Sir Tim Berners-Lee speaks out on data ownership by Alex Hern.
From the post:
The data we create about ourselves should be owned by each of us, not by the large companies that harvest it, the Tim Berners-Lee, the inventor of the world wide web, said today.
Berners-Lee told the IPExpo Europe in London’s Excel Centre that the potential of big data will be wasted as its current owners use it to serve ever more “queasy” targeted advertising.
…
Berners-Lee, who wrote the first memo detailing the idea of the world wide web 25 years ago this year, while working for physics lab Cern in Switzerland, told the conference that the value of “merging” data was under-appreciated in many areas.
Speaking to public data providers, he said: “I’m not interested in your data; I’m interested in merging your data with other data. Your data will never be as exciting as what I can merge it with.

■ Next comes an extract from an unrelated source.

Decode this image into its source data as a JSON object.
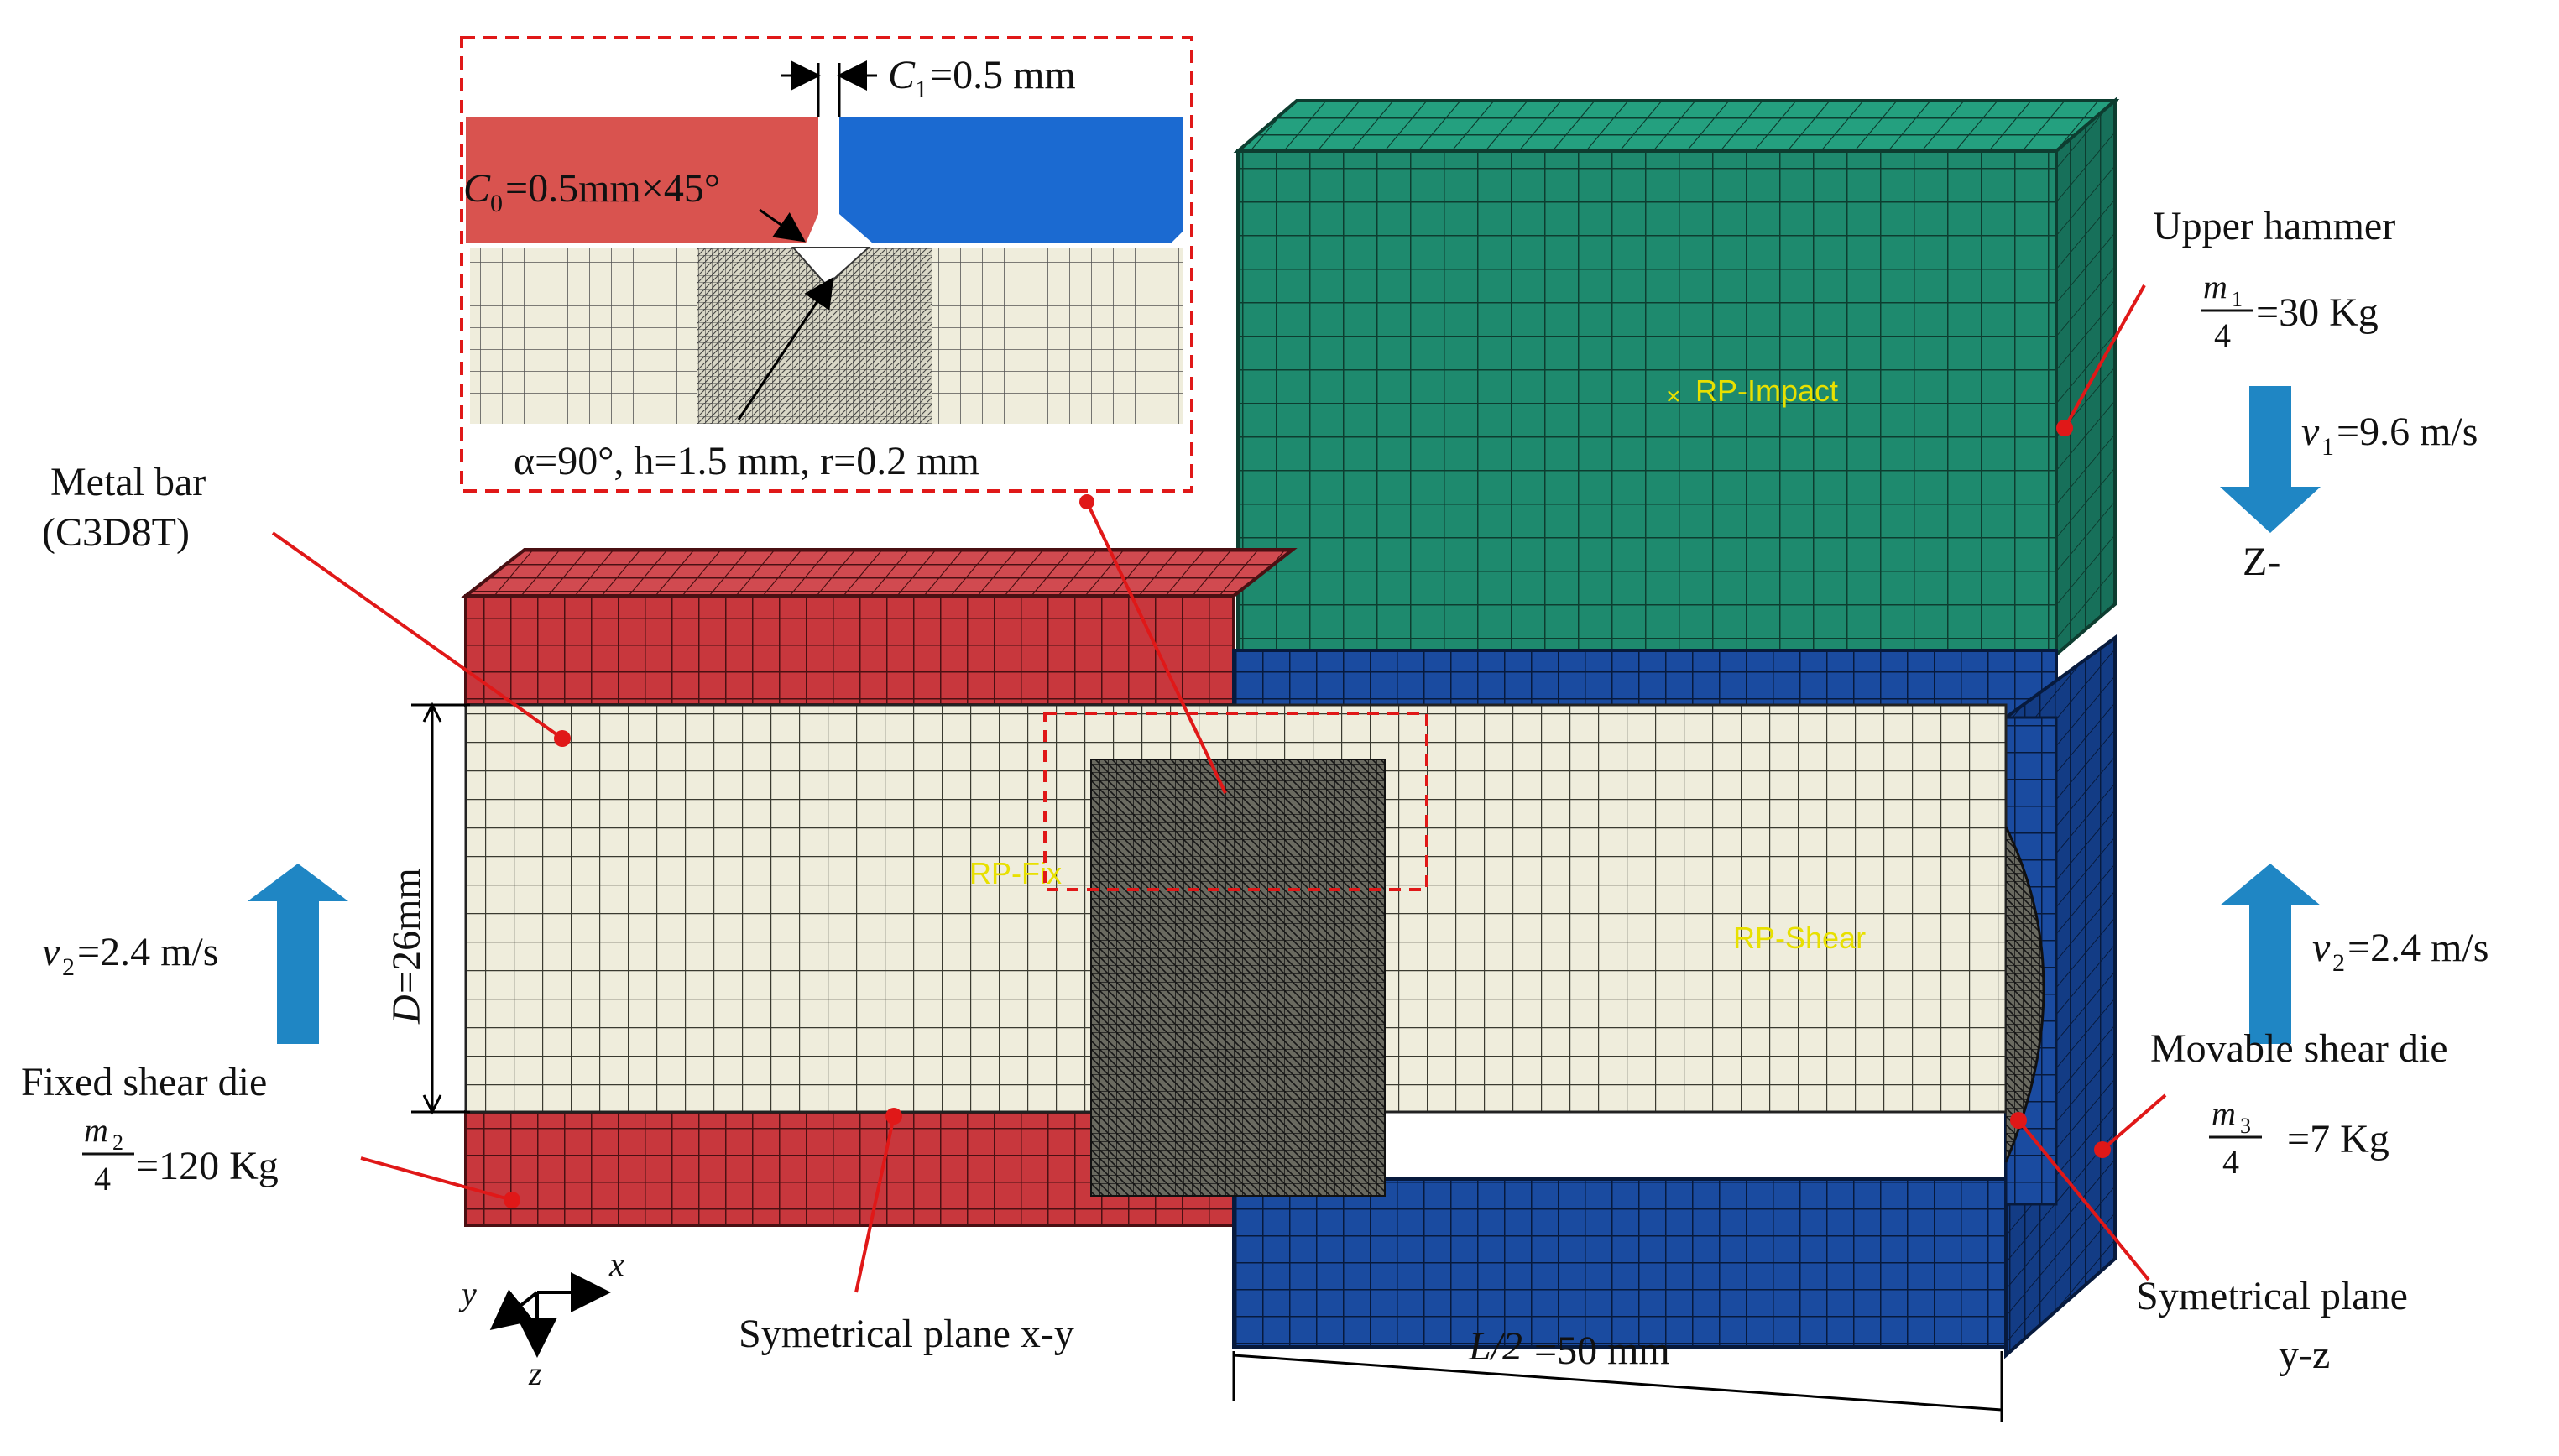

No disagreement with: …the value of “merging” data was under-appreciated in many areas. 😉
Considerable disagreement on how best to accomplish that merging but will be an empirical question when people wake up to the value of “merging” data.
Berners-Lee may be right about who “should” own data about ourselves, but that isn’t in fact who owns it now. Changing property laws means taking rights away from those with them under the current regime and creating new rights for others in a new system. Property laws have changed before but it requires more than slogans and wishful thinking to make it so.